I agree with you Mr. Santelli. Nothing says “I love America” more than destroying the Middle Class by permanently sending good high paying jobs overseas.
Mr. Santelli then goes on to tell us exactly what he does think is “un-American.” Bank regulation, primarily in the form of the Dodd-Frank Act.
So are we to believe that the reason we are in this crisis is because we didn’t deregulate banks fast enough? Did Mr. Santelli forget that under the Glass- Steagall act, the U.S. went almost 60 years without a major banking crisis?

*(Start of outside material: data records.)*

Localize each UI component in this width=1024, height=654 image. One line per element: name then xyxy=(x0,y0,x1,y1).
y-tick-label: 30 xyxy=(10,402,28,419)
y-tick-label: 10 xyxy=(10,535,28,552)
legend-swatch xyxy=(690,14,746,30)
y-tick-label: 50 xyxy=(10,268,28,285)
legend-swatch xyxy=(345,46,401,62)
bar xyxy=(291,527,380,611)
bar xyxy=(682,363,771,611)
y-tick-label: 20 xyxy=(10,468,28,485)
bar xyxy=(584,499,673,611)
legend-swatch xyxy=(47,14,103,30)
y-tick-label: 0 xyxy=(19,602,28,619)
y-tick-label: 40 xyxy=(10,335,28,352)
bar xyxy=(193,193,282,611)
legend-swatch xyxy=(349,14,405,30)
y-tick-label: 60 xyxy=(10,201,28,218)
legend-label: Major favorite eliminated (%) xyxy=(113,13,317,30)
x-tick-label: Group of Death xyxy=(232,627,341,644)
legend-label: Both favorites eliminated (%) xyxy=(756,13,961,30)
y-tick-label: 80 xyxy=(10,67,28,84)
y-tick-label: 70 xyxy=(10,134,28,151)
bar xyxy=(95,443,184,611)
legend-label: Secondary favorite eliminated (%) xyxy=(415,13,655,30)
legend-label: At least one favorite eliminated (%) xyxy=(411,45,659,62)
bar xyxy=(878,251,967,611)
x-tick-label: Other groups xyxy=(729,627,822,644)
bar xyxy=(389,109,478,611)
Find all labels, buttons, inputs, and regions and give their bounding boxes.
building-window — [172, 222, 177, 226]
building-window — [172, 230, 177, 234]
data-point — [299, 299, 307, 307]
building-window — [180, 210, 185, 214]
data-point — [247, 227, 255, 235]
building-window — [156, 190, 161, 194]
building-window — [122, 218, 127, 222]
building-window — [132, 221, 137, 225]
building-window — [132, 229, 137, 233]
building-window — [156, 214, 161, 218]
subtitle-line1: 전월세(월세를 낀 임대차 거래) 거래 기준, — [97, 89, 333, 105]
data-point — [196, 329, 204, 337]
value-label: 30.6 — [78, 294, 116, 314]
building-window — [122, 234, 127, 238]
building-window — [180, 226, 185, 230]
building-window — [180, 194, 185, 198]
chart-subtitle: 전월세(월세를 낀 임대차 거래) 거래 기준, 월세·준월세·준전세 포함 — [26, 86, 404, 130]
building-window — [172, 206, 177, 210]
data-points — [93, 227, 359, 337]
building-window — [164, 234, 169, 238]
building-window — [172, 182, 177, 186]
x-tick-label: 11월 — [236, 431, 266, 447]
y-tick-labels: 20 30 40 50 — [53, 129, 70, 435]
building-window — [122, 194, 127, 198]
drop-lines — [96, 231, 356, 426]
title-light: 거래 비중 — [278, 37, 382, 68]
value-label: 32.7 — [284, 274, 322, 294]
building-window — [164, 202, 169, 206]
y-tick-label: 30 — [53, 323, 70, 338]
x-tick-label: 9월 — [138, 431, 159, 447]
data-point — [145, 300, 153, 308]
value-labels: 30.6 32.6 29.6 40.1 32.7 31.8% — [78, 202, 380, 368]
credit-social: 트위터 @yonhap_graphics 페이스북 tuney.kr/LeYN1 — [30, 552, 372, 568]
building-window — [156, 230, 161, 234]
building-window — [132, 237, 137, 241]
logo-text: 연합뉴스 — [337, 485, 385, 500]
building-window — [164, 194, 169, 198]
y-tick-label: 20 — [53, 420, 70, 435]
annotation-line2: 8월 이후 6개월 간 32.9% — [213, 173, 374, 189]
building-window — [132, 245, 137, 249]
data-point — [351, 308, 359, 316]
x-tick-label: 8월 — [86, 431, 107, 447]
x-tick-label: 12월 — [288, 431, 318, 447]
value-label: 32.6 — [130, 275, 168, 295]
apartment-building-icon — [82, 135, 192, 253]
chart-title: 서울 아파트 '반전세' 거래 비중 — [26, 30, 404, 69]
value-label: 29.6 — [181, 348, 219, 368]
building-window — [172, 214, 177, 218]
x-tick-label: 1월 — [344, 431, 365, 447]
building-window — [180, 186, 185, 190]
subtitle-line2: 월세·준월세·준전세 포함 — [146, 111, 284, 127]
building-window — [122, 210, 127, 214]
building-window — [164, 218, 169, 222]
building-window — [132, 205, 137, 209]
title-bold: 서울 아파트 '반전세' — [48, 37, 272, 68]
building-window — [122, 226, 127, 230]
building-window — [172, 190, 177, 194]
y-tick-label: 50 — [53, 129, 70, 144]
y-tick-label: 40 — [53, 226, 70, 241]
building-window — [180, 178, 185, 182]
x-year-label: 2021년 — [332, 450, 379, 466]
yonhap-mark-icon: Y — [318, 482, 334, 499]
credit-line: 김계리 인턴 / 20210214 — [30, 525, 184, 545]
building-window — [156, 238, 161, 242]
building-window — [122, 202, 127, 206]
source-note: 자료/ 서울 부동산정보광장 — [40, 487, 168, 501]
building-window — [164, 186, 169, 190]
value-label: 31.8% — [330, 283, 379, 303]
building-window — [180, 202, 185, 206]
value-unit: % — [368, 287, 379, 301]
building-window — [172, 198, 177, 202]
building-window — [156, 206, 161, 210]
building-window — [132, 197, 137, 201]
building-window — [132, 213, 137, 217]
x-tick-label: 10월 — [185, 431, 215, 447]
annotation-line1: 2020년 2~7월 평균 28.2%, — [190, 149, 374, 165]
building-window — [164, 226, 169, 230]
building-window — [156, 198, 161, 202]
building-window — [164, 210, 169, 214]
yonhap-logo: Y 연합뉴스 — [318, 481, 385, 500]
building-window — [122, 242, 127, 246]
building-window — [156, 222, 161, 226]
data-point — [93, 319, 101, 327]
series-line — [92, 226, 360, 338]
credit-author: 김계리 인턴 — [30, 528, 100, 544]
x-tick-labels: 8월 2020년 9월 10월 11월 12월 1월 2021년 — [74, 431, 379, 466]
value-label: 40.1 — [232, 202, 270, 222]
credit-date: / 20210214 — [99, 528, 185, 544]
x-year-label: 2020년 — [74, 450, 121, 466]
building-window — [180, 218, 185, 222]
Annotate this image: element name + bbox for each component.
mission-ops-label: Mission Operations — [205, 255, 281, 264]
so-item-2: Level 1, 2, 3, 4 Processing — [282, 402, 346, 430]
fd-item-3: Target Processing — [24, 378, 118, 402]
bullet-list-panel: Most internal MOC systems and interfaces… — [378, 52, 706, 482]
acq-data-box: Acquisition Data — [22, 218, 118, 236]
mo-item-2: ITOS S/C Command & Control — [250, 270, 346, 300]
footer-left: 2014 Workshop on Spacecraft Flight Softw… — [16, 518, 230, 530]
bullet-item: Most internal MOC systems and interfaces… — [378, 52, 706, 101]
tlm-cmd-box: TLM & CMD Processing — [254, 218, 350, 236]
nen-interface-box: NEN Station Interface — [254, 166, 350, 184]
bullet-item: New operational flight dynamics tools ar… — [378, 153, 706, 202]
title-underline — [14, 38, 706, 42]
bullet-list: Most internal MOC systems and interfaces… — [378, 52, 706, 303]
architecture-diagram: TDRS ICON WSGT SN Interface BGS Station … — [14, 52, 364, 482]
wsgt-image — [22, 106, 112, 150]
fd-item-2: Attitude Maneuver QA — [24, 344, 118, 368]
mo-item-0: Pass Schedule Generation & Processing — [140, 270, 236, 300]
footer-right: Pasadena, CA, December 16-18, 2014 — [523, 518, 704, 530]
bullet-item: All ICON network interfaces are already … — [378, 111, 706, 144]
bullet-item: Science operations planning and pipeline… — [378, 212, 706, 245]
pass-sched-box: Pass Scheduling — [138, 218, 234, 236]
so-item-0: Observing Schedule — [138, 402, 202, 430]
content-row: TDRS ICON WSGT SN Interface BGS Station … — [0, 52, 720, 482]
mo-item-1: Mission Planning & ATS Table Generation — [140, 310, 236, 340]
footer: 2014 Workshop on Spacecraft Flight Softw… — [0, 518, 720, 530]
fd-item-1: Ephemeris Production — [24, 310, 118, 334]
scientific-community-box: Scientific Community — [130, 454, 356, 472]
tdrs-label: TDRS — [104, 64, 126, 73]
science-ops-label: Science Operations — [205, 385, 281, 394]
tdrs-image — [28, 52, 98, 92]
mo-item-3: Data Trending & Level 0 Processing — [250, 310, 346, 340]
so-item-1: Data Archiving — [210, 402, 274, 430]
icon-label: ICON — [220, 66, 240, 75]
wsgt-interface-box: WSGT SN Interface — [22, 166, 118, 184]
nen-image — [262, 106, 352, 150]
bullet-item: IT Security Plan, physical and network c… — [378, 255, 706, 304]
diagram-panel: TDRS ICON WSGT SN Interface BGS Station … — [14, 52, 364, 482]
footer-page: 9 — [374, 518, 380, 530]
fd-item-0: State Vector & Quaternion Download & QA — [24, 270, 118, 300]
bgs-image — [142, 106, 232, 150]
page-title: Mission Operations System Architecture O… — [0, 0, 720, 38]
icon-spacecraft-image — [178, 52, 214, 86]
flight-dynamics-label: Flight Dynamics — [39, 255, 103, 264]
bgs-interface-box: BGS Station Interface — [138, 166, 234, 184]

There is an incoherence to Mr. Santelli’s arguments in that on the one hand he is crying about how the Government didn’t do a good job of oversight (even though it was the Fed, a private bank which is not part of the Government, that gave all that money no questions asked to Wall Street). On the other hand he is crying about how it’s wrong that the Government is trying to do its job of oversight by regulating the banks.
And what’s worse, by many accounts, Dodd-Frank does nothing to get to the heart of the problem. Banks, which are insured by the FDIC, have become far too big for their own good, and they are engaging in far too much speculation in the unregulated derivatives market.
It is only a matter of time before financial markets will collapse again. It is, by their very nature, what financial markets do. Mr. Santelli is right to be angry. But he should be directing his anger where it is warranted.